Il Tar le ha già giudicate illegittime. E ora le nozze da 450 milioni di euro tra le multiutility A2A e AEB vengono messe in discussione anche dal terzo incomodo, la società pubblica Brianza Energia Ambiente (BEA), che a fine 2019 aveva provato a salire sull’altare con AEB, ricevendo però un netto rifiuto. Proprio in considerazione di quel rifiuto, BEA interviene davanti ai giudici del Consiglio di Stato chiedendo loro di confermare la sentenza del Tar. E di bocciare definitivamente la fusione A2A-AEB.

Un colpo di scena nel risiko delle multiutility del Nord. Le argomentazioni di BEA partono dalla manifestazione di interesse inviata ad AEB il 3 dicembre 2019 per l’acquisto di una sua partecipata, Gelsia Ambiente, che si occupa di raccolta rifiuti in 26 comuni della Brianza. L’obiettivo della proposta era di creare sinergie visto che anche BEA, i cui soci sono la Provincia di Monza e Brianza e alcuni comuni della zona, si occupa di rifiuti e in particolare gestisce l’inceneritore di Desio. Ma l’offerta era stata ignorata da AEB che, sempre in Brianza, si occupa di fornire servizi come acqua, elettricità e gas. E che nello stesso periodo aveva ricevuto un’altra proposta: quella di A2A, società misto pubblico-privata per metà proprietà dei comuni di Milano e Brescia, interessata a portare avanti un progetto di integrazione. Tale progetto è andato a buon fine un anno fa, senza però che AEB e A2A siano passati per una gara pubblica, sostenendo che la fusione fosse “infungibile”, cioè non sostituibile da altre operazioni per la mancanza di società in grado di garantire la stessa competitività di A2A. Il Tar a febbraio ha bocciato questa tesi, AEB e A2A hanno fatto ricorso al Consiglio di Stato che ha già respinto una richiesta di sospensiva della sentenza del Tar e si esprimerà nel merito a inizio luglio.

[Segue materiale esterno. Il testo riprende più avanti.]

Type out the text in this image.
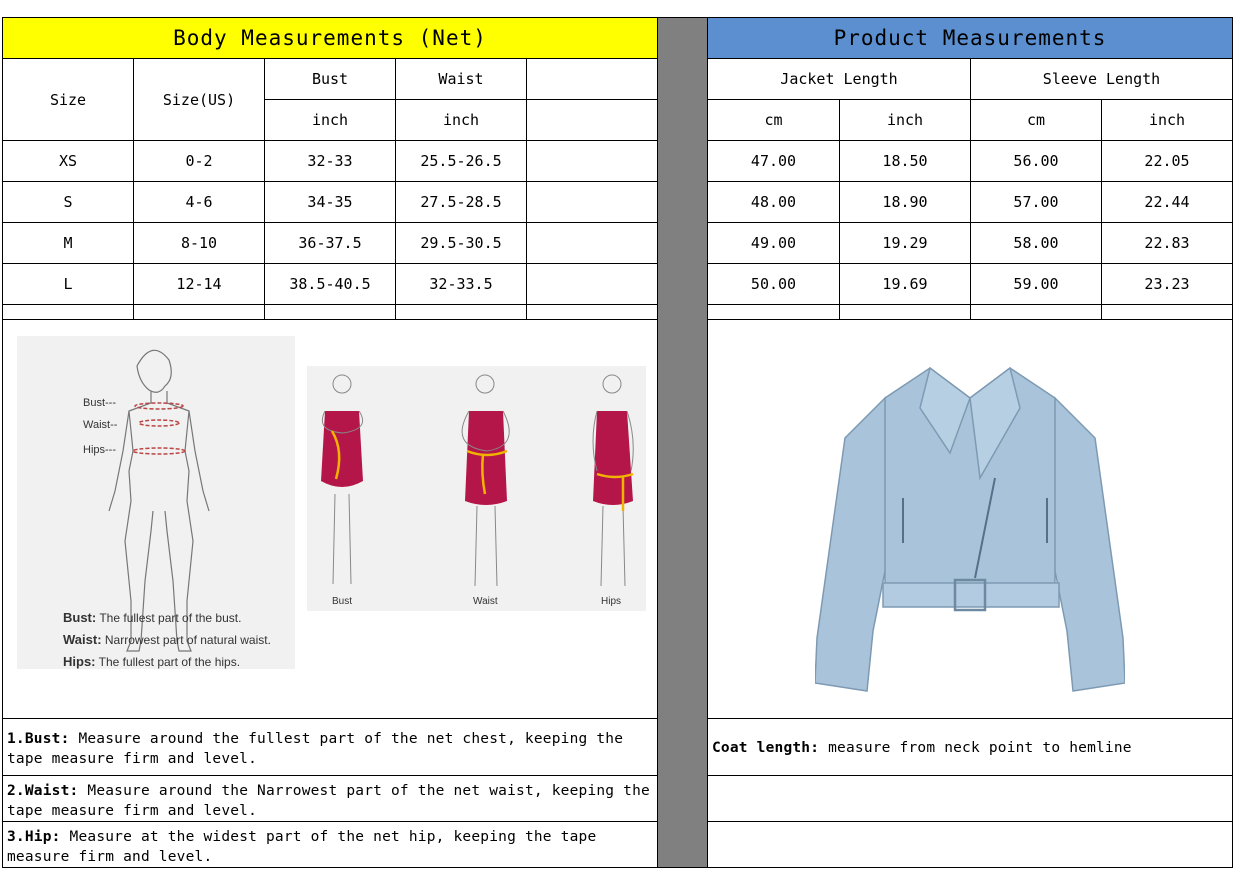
Body Measurements (Net)
Size	Size(US)
Bust	Waist
inch	inch
XS	0-2	32-33	25.5-26.5
S	4-6	34-35	27.5-28.5
M	8-10	36-37.5	29.5-30.5
L	12-14	38.5-40.5	32-33.5
Bust---
Waist--
Hips---
Bust: The fullest part of the bust.
Waist: Narrowest part of natural waist.
Hips: The fullest part of the hips.
Bust	Waist	Hips
1.Bust: Measure around the fullest part of the net chest, keeping the tape measure firm and level.
2.Waist: Measure around the Narrowest part of the net waist, keeping the tape measure firm and level.
3.Hip: Measure at the widest part of the net hip, keeping the tape measure firm and level.
Product Measurements
Jacket Length	Sleeve Length
cm	inch	cm	inch
47.00	18.50	56.00	22.05
48.00	18.90	57.00	22.44
49.00	19.29	58.00	22.83
50.00	19.69	59.00	23.23
Coat length: measure from neck point to hemline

Nella causa, come detto, interviene ora BEA, con un ricorso in appoggio a chi ha vinto al Tar: alcune piccole società del settore, il consigliere regionale del M5S, Marco Fumagalli, e Tiziano Mariani, consigliere del comune di Seregno, il principale azionista di AEB.

La tesi di fondo di BEA è una: la proposta per l’acquisto di Gelsia Ambiente è la dimostrazione che AEB avrebbe potuto trovare un partner sul mercato, attraverso un bando. A2A infatti non era l’unica società interessata ad AEB: la stessa BEA, si legge nel documento depositato in Consiglio di Stato, oltre a manifestare il proprio interesse per le quote di Gelsia Ambiente si era resa disponibile “a valutare ogni altra iniziativa di aggregazione da definirsi tra le parti”. Ma il sindaco di Seregno, il Dem Alberto Rossi, “ha fatto sapere di giudicare inaccettabile, inopportuna e addirittura offensiva la proposta di BEA, poiché gli è sembrato che la stessa potesse essere di ostacolo rispetto all’operazione con A2A”.

Tra le giustificazioni usate da AEB per rifiutare l’offerta di BEA, quella che una cessione di quote societarie sarebbe dovuta passare per una procedura ad evidenza pubblica, proposito in seguito non seguito per le nozze con A2A. Un fatto che il legale di BEA, Enzo Robaldo, definisce “paradossale”. È evidente – scrive nel ricorso – che la proposta di BEA “meritava di essere esaminata e approfondita, invece di essere sostanzialmente ignorata”.

Per il consigliere del M5S Fumagalli, “se effettivamente il sindaco di Seregno ha ignorato l’offerta di BEA, siamo in presenza di un’operazione che è stata fatta contro gli interessi del territorio, ad uso esclusivo della Borsa e di qualche politico compiacente”. Critico anche Tiziano Mariani, che accusa il sindaco di “aver tenuto nascosto al Consiglio comunale l’interesse manifestato a suo tempo da BEA”. E, dopo le verifiche sull’integrazione con A2A fatte a dicembre dalla Guardia di finanza nella sede di AEB e l’arresto di due settimane fa di due ex dirigenti di Gelsia Ambiente per una vicenda di presunte tangenti non legata a questa operazione, si augura: “Ora la parola sulla fusione AEB-A2A passi alle Procure della Repubblica”.